SCOTT RUDD/WHITNEY MUSEUM
SCOTT RUDD/WHITNEY MUSEUM
The Whitney Museum revealed today that the 2019 edition of its closely watched biennial will be organized by Jane Panetta, who is an associate curator at the museum, and Rujeko Hockley, an assistant curator there.
Hockley joined the museum in March from the Brooklyn Museum, where she was assistant curator of contemporary art. Her curatorial credits there included the superb “We Wanted a Revolution: Black Radical Women, 1965–85,” organized with Catherine Morris, which is now on view at the California African American Museum in Los Angeles through January 14. She was also involved with shows of work by Tom Sachs, LaToya Ruby Frazier, and more.
Panetta has been with the Whitney since 2010, and was part of the curatorial team that conceived “America Is Hard to See,” the museum’s exhilarating first collection show at its new home in the Meatpacking District in 2015. She has also organized “Fast Forward: Painting from the 1980s (2017)” and “Mirror Cells,” with Christopher Y. Lew, the co-curator of the 2017 biennial.
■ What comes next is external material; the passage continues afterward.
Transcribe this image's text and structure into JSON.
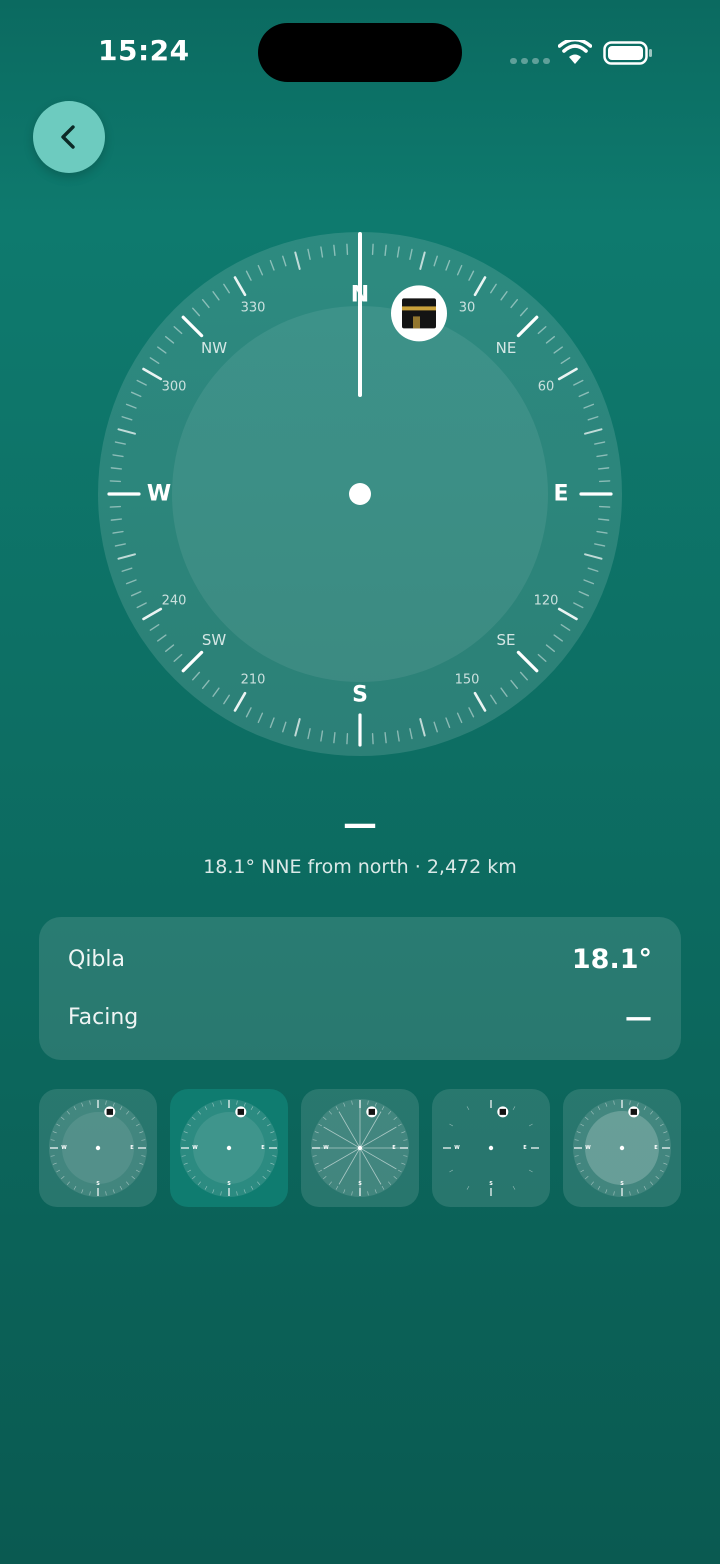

“Jane and Ru are two of the most compelling and engaged curatorial voices of our moment, with broad and sensitive instincts for artistic and cultural relevance,” the Whitney’s deputy director and chief curator, Scott Rothkopf, said in a statement. “They are both passionate champions of emerging artists, while their more scholarly projects have shown keen insights about making history feel alive in the present.”